Baghdad was a deadly war zone during the nine-year Iraq War that started in 2003. Iraq’s beleaguered capital city of more than 7 million now faces constant threat from ISIS — a website called Iraq Body Count notes the number of civilian deaths in all of Iraq jumped from just under 10,000 in 2013 to 20,000 in 2014. Baghdad has seen explosions kill as many as 70 people at a time this year. Sunday’s attack, however, was the deadliest single-incident attack since 2007, Voice of America reports.
The extent of the death and destruction helps explain why Facebook chose to enable Safety Check in a city that is no stranger to tragedy.
Safety Check started in October 2014 as a way for people to notify friends and family after a natural disaster. The service was activated outside of a natural disaster for the first time in November 2015 after the terrorist attacks in Paris, and has since been used during other terrorist attacks, including the ones in Brussels and Orlando.

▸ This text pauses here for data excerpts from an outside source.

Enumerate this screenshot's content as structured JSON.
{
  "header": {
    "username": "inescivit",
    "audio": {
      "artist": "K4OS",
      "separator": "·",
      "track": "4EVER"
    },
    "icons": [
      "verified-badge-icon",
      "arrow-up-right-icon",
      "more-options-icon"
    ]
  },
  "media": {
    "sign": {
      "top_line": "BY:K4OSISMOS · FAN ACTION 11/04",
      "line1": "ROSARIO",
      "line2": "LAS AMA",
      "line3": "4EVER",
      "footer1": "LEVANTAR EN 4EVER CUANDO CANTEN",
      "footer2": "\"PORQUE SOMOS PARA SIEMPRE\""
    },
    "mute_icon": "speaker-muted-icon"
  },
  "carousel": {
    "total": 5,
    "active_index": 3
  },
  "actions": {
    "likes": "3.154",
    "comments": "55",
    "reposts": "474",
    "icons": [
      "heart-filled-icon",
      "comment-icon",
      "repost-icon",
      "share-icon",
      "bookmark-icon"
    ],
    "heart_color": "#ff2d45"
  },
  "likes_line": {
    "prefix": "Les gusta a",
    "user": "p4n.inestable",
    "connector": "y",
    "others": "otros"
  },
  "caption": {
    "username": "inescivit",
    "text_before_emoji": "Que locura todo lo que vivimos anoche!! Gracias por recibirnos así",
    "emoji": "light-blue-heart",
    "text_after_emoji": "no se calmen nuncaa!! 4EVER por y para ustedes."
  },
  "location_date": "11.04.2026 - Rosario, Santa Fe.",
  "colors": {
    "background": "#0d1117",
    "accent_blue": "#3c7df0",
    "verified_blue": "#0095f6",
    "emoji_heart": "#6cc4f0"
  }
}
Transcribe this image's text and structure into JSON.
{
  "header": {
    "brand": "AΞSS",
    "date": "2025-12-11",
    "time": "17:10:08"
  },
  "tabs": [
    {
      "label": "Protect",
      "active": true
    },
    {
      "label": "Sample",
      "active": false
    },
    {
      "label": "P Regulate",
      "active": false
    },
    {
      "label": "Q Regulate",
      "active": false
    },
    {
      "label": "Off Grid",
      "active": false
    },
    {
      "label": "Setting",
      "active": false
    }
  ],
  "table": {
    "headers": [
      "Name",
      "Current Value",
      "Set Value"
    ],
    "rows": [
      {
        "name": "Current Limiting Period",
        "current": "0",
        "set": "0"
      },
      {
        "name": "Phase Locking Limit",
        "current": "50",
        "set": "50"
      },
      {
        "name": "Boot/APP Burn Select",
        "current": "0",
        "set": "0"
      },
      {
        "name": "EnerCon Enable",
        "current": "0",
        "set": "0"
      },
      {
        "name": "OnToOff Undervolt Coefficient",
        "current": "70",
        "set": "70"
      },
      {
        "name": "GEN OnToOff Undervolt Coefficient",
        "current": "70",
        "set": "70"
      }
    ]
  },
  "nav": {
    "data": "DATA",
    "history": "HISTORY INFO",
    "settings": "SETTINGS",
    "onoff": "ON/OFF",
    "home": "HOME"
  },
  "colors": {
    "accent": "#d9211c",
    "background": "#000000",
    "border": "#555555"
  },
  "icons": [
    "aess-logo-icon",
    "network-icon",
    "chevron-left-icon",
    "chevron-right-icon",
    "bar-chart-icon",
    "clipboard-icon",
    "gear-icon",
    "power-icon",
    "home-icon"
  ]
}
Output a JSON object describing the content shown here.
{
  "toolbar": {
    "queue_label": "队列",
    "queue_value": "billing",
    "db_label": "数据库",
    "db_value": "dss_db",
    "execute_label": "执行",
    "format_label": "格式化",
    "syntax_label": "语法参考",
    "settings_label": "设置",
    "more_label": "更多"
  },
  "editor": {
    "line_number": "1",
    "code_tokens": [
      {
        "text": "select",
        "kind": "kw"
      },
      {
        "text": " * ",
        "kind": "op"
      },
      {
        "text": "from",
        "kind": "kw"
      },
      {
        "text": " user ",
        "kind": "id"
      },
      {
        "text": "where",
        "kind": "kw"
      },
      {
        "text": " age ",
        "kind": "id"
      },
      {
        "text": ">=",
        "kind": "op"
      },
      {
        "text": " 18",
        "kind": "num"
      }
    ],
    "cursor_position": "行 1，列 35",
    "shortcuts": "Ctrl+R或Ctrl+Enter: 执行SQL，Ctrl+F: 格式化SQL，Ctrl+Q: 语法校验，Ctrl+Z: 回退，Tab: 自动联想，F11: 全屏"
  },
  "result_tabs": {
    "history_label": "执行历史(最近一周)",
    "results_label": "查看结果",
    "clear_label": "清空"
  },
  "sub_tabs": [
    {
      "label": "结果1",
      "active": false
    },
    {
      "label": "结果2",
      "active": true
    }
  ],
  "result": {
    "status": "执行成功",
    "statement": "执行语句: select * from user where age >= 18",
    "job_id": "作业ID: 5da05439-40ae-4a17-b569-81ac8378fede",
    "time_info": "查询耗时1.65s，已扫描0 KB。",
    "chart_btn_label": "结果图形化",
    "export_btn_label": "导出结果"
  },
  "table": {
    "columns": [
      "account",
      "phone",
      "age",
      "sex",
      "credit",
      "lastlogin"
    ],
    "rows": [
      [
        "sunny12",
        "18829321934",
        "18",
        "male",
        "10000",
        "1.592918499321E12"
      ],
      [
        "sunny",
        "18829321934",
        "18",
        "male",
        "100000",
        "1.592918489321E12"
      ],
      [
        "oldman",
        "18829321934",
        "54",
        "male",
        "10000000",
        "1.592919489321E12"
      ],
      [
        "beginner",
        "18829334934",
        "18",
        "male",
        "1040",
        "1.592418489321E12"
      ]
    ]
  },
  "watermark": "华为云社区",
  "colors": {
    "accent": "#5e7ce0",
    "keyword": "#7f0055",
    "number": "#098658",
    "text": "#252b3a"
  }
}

How Facebook chooses which tragedies Safety Check is used for isn’t exactly clear. Facebook caught flak for having a Western bias when it comes to enabling Safety Check after enabling the service in Paris. It has since been used in Turkey, Nigeria, and Pakistan (although a bug caused Safety Check to show up in areas not affected).
Sunday’s Safety Check might show a more broad range of use in the future, especially in parts of the Middle East that are more affected by terrorism. Sadly, the need for the service doesn’t appear to be going away anytime soon.